In my teen years, I realized that the United States had a few flaws, but that was ok. “Are education ain't perfect, but it be the most best in the world,” they told us. “The judicial system is not perfect, but it is the best in the world.” “The (whatever is broken) is not perfect, but it is the best in the world.” For several generations, Americans were told that we have the best of everything in the world. Just like the people of North Korea or Saudi Arabia, we believed whatever they told us. Americans are mostly pretty ignorant of the outside world, so how would we know what they are doing in other countries. And people from other countries are always trying to move to the United States. We must be the best, right?

Then came the internet. Now, you can talk to people who live in other countries while they are sitting in those countries. The funny thing is, the world is not all jealous of us. Many of them know they got a much better education. A few of them live in countries where the police and courts treat everyone equally, regardless of race, gender or income. Most of them have passports and travel around the world. They see what foreign countries are like rather than rely on government propaganda.

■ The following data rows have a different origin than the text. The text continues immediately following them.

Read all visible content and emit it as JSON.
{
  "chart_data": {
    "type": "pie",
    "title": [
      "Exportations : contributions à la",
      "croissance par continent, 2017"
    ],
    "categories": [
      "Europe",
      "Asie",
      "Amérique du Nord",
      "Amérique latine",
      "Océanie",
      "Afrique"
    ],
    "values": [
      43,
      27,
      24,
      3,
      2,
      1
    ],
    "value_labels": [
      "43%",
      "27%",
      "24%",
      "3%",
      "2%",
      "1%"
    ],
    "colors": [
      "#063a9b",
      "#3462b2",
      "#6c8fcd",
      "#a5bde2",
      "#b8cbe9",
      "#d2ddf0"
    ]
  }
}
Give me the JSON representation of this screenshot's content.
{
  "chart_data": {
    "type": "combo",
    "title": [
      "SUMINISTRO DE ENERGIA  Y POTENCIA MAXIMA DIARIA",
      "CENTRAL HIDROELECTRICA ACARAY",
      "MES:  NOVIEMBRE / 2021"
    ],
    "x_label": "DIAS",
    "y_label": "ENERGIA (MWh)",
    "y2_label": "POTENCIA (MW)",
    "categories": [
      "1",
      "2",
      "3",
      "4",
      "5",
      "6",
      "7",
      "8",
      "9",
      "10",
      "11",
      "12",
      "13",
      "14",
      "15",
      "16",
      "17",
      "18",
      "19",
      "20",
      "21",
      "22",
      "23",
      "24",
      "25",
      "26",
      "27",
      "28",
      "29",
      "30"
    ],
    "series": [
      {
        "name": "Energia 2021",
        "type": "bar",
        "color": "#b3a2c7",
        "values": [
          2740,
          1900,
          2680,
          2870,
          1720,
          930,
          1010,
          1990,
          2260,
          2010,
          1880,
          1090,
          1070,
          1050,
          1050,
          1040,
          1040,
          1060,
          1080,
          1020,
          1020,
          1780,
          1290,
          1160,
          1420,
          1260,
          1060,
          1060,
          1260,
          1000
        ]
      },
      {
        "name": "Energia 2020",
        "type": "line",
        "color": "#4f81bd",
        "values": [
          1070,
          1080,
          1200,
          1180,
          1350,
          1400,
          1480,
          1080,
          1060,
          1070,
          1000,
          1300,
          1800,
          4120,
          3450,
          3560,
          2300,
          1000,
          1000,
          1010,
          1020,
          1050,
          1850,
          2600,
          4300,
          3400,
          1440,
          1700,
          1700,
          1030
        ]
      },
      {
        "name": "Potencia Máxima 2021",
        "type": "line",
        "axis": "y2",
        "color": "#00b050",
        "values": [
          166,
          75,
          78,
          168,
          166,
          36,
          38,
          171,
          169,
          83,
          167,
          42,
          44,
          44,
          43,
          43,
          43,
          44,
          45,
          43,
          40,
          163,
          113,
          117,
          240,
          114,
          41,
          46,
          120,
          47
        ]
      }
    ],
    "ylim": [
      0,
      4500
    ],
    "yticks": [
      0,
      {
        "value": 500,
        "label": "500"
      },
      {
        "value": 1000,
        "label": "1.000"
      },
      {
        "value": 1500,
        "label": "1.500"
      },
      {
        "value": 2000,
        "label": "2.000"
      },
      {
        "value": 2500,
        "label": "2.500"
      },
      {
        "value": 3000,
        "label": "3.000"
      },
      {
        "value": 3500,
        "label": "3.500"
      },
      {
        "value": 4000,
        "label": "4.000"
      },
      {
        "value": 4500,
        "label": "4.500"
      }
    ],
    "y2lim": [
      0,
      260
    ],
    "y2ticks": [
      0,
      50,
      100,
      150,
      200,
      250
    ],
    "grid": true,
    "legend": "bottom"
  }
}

Apologists will say there are places worse than the United States. That is absolutely true. There are still countries where it is illegal to be gay or where women are property or minorities are second class citizens. At least in the United States, women, homosexuals and minorities are treated with dignity and respect, right?

So now we have gone from the United States is the greatest country in the world to the United States is not the absolute worst. How did that happen? Is it the president's fault? Is it the media's fault? Maybe it's those damn video games. Or, here's a thought, maybe the United States never had the best of everything. Maybe the United States has always been a paradise for a select few, a nightmare for marginalized groups and an above average society for everyone in between. Maybe it has not really gone to hell in a handbasket. In many ways, the country is better than it has ever been, certainly for most minorities. There is enormous room for improvement, especially if you want to catch up with some of those northern European countries, Japan or New Zealand. There is also plenty of room to slip further behind. Many of our leaders want to go backward, mostly to a point where they could skim more money without getting arrested. A tiny few want to move forward for everyone's benefit. Most just want to cling onto their jobs for as long as they can.

When I lived in the United States, none of these thoughts used to cross my mind while waiting at the airport. I was a good citizen. I did nothing to upset the Party. But back then, going through an airport was quick and easy. It's funny how authoritarianism makes you think about things.